4.4 Space-Optimized DP

public int fibOptimized(int n) {
    if (n == 0) return 0;
    if (n == 1) return 1;
    int prev1 = 0, prev2 = 1;
    for (int i = 2; i <= n; i++) {
        int curr = prev1 + prev2;
        prev1 = prev2;
        prev2 = curr;
    }
    return prev2;
}
  • Time Complexity: O(n)
  • Space Complexity: O(1)

5. Fibonacci Pattern Variants

Many problems can be reduced to Fibonacci-like recurrences.

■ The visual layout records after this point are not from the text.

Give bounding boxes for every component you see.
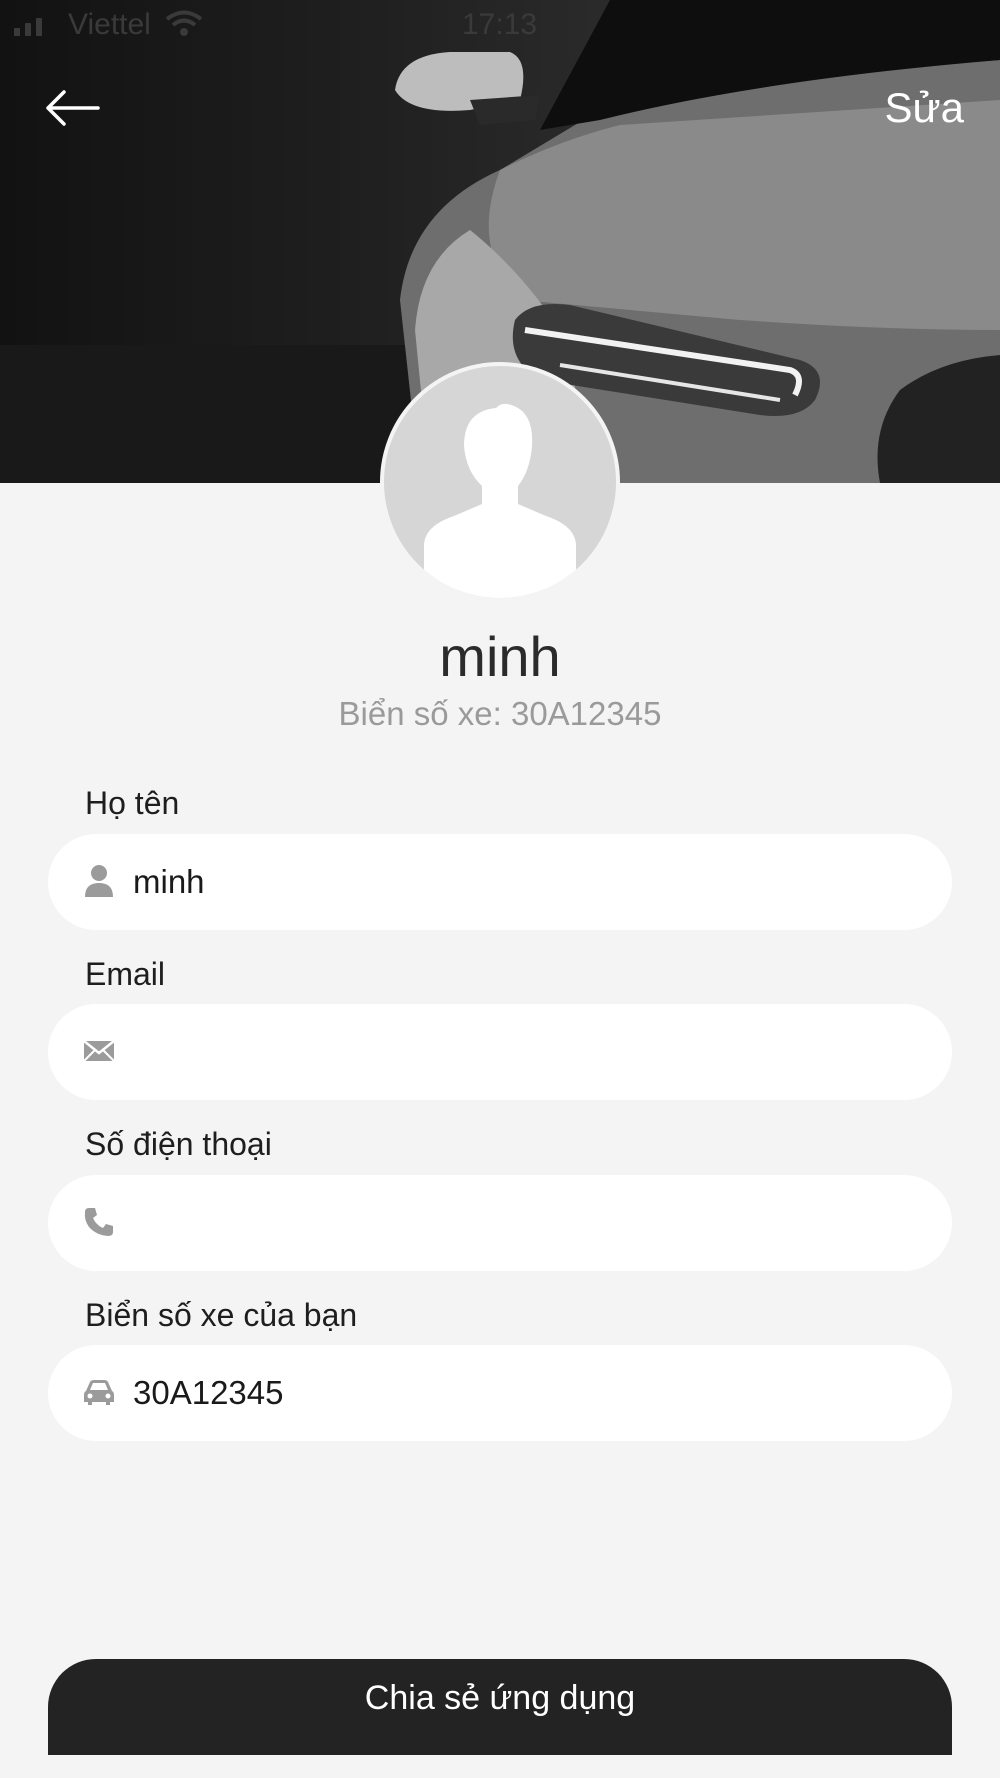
full-name-field[interactable]: [48, 834, 952, 930]
status-bar: Viettel 17:13: [0, 0, 1000, 50]
avatar[interactable]: [380, 362, 620, 602]
full-name-label: Họ tên: [85, 785, 180, 821]
user-silhouette-icon: [424, 403, 576, 598]
plate-label: Biển số xe của bạn: [85, 1297, 358, 1333]
email-input[interactable]: [133, 1004, 913, 1100]
wifi-icon: [165, 10, 203, 36]
plate-field[interactable]: [48, 1345, 952, 1441]
phone-label: Số điện thoại: [85, 1126, 272, 1162]
email-field[interactable]: [48, 1004, 952, 1100]
car-icon: [84, 1380, 114, 1405]
profile-plate-number: Biển số xe: 30A12345: [338, 695, 662, 732]
carrier-name: Viettel: [68, 8, 151, 41]
envelope-icon: [83, 1040, 115, 1062]
profile-screen: Viettel 17:13 Sửa minh Biển số xe: 30A12…: [0, 0, 1000, 1778]
signal-icon: [14, 14, 42, 36]
phone-input[interactable]: [133, 1175, 913, 1271]
profile-name: minh: [439, 625, 561, 688]
full-name-input[interactable]: [133, 834, 913, 930]
phone-field[interactable]: [48, 1175, 952, 1271]
status-time: 17:13: [462, 8, 538, 41]
share-app-label: Chia sẻ ứng dụng: [364, 1679, 636, 1717]
user-icon: [85, 865, 113, 897]
arrow-left-icon[interactable]: [44, 88, 100, 128]
plate-input[interactable]: [133, 1345, 913, 1441]
edit-button[interactable]: Sửa: [885, 84, 965, 132]
phone-icon: [84, 1208, 113, 1236]
share-app-button[interactable]: Chia sẻ ứng dụng: [48, 1659, 952, 1755]
email-label: Email: [85, 956, 166, 992]
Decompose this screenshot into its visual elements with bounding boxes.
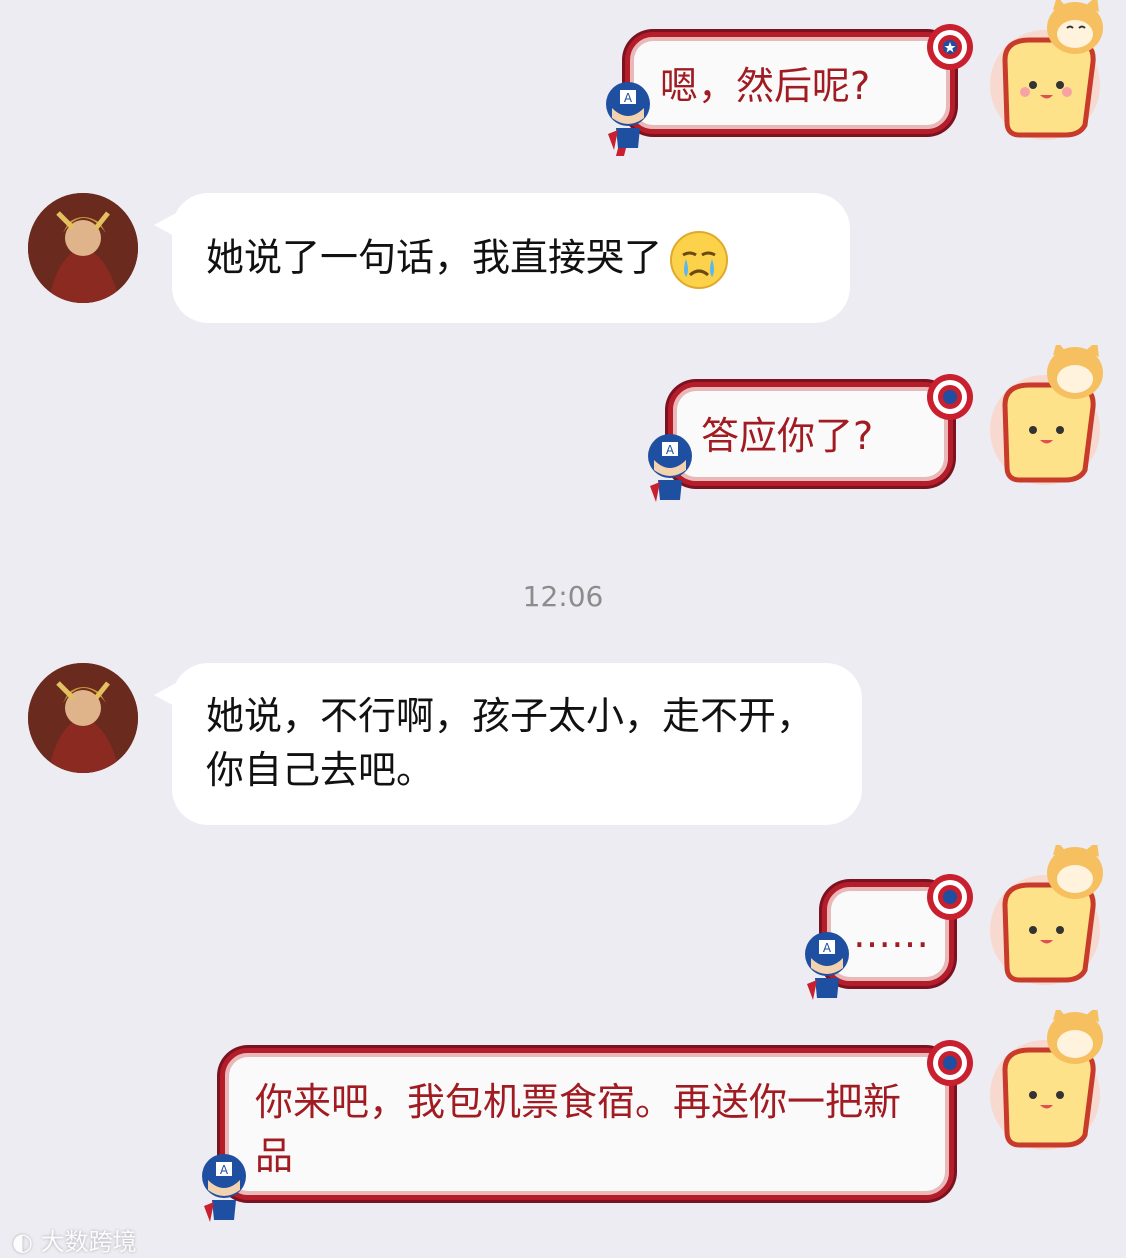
captain-sticker-icon: A	[640, 430, 700, 508]
my-avatar[interactable]	[985, 1010, 1115, 1150]
my-avatar[interactable]	[985, 345, 1115, 485]
message-timestamp: 12:06	[522, 580, 604, 613]
my-avatar[interactable]	[985, 845, 1115, 985]
message-text: 答应你了?	[701, 414, 874, 458]
watermark: ◐ 大数跨境	[12, 1222, 137, 1257]
bubble-tail	[154, 683, 176, 707]
captain-sticker-icon: A	[194, 1150, 254, 1228]
captain-sticker-icon: A	[797, 928, 857, 1006]
outgoing-message-bubble[interactable]: 答应你了?	[668, 382, 953, 486]
my-avatar[interactable]	[985, 0, 1115, 140]
svg-text:A: A	[220, 1163, 229, 1177]
shield-icon	[925, 22, 975, 72]
svg-text:A: A	[624, 91, 633, 105]
outgoing-message-bubble[interactable]: 嗯，然后呢?	[625, 32, 955, 134]
message-text: 她说，不行啊，孩子太小，走不开，你自己去吧。	[206, 694, 815, 792]
shield-icon	[925, 1038, 975, 1088]
incoming-message-bubble[interactable]: 她说了一句话，我直接哭了	[154, 193, 850, 323]
captain-sticker-icon: A	[598, 78, 658, 156]
shield-icon	[925, 372, 975, 422]
incoming-message-bubble[interactable]: 她说，不行啊，孩子太小，走不开，你自己去吧。	[154, 663, 862, 825]
message-text: ……	[853, 912, 929, 956]
contact-avatar[interactable]	[28, 193, 138, 303]
crying-face-emoji	[668, 229, 730, 291]
svg-text:A: A	[823, 941, 832, 955]
message-text: 嗯，然后呢?	[660, 64, 871, 108]
weibo-logo-icon: ◐	[12, 1228, 33, 1256]
shield-icon	[925, 872, 975, 922]
outgoing-message-bubble[interactable]: 你来吧，我包机票食宿。再送你一把新品	[220, 1048, 954, 1200]
message-text: 你来吧，我包机票食宿。再送你一把新品	[255, 1080, 902, 1178]
bubble-tail	[154, 213, 176, 237]
contact-avatar[interactable]	[28, 663, 138, 773]
svg-text:A: A	[666, 443, 675, 457]
message-text: 她说了一句话，我直接哭了	[206, 235, 663, 280]
watermark-text: 大数跨境	[40, 1228, 137, 1256]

5.1 Climbing Stairs Problem

Problem:

Given n stairs, count how many distinct ways to climb to the top if you can take 1 or 2 steps at a time.

Observation:

ways(n) = ways(n-1) + ways(n-2)

Java Solution:

public int climbStairs(int n) {
    if (n <= 1) return 1;
    int oneStep = 1, twoStep = 1;
    for (int i = 2; i <= n; i++) {
        int curr = oneStep + twoStep;
        twoStep = oneStep;
        oneStep = curr;
    }
    return oneStep;
}
  • Time Complexity: O(n)
  • Space Complexity: O(1)

5.2 Tiling Problems (2×n Board)

Problem:

Count ways to tile a 2×n board using 1×2 dominoes.

Observation:

  • Place a vertical domino → reduces to 2×(n-1)
  • Place two horizontal dominoes → reduces to 2×(n-2)
ways(n) = ways(n-1) + ways(n-2)

Java Solution:

public int tileBoard(int n) {
    if (n <= 1) return 1;
    int prev1 = 1, prev2 = 1;
    for (int i = 2; i <= n; i++) {
        int curr = prev1 + prev2;
        prev2 = prev1;
        prev1 = curr;
    }
    return prev1;
}
  • Time Complexity: O(n)
  • Space Complexity: O(1)

5.3 Decode Ways (Dynamic Programming)

Problem:

Given a string of digits, count the number of ways to decode it where ‘A’ → 1, ‘B’ → 2, …, ‘Z’ → 26.

Observation:

  • If the last digit forms a valid single number → add ways(n-1)
  • If the last two digits form a number ≤26 → add ways(n-2)

Java Solution:

public int numDecodings(String s) {
    if (s == null || s.length() == 0) return 0;
    int n = s.length();
    int prev2 = 1, prev1 = s.charAt(0) != '0' ? 1 : 0;

    for (int i = 1; i < n; i++) {
        int curr = 0;
        if (s.charAt(i) != '0') curr += prev1;
        int twoDigit = Integer.parseInt(s.substring(i-1, i+1));
        if (twoDigit >= 10 && twoDigit <= 26) curr += prev2;

        prev2 = prev1;
        prev1 = curr;
    }
    return prev1;
}
  • Time Complexity: O(n)
  • Space Complexity: O(1)

5.4 House Robber Problem (1D)

Problem:

Given an array of integers representing money in houses, find the maximum amount you can rob without robbing two adjacent houses.

Observation:

  • Either rob current house → add value + max till house i-2
  • Or skip current house → max till house i-1
rob(i) = max(rob(i-1), rob(i-2) + nums[i])

Java Solution:

public int rob(int[] nums) {
    if (nums.length == 0) return 0;
    if (nums.length == 1) return nums[0];
    int prev2 = 0, prev1 = nums[0];
    for (int i = 1; i < nums.length; i++) {
        int curr = Math.max(prev1, prev2 + nums[i]);
        prev2 = prev1;
        prev1 = curr;
    }
    return prev1;
}
  • Time Complexity: O(n)
  • Space Complexity: O(1)

6. Key Takeaways

  1. Fibonacci is a classic DP pattern with recurrence and overlapping subproblems.
  2. Base recurrence: F(n) = F(n-1) + F(n-2)
  3. Solutions: recursion, memoization, bottom-up DP, space optimization.
  4. Many problems reduce to Fibonacci-like patterns:
    • Climbing stairs → counting sequences
    • Tiling → placement problems
    • Decode ways → sequence count with constraints
    • House robber → optimal selection under adjacency constraint
  5. Recognize recurrence + base cases + overlapping subproblems → apply DP.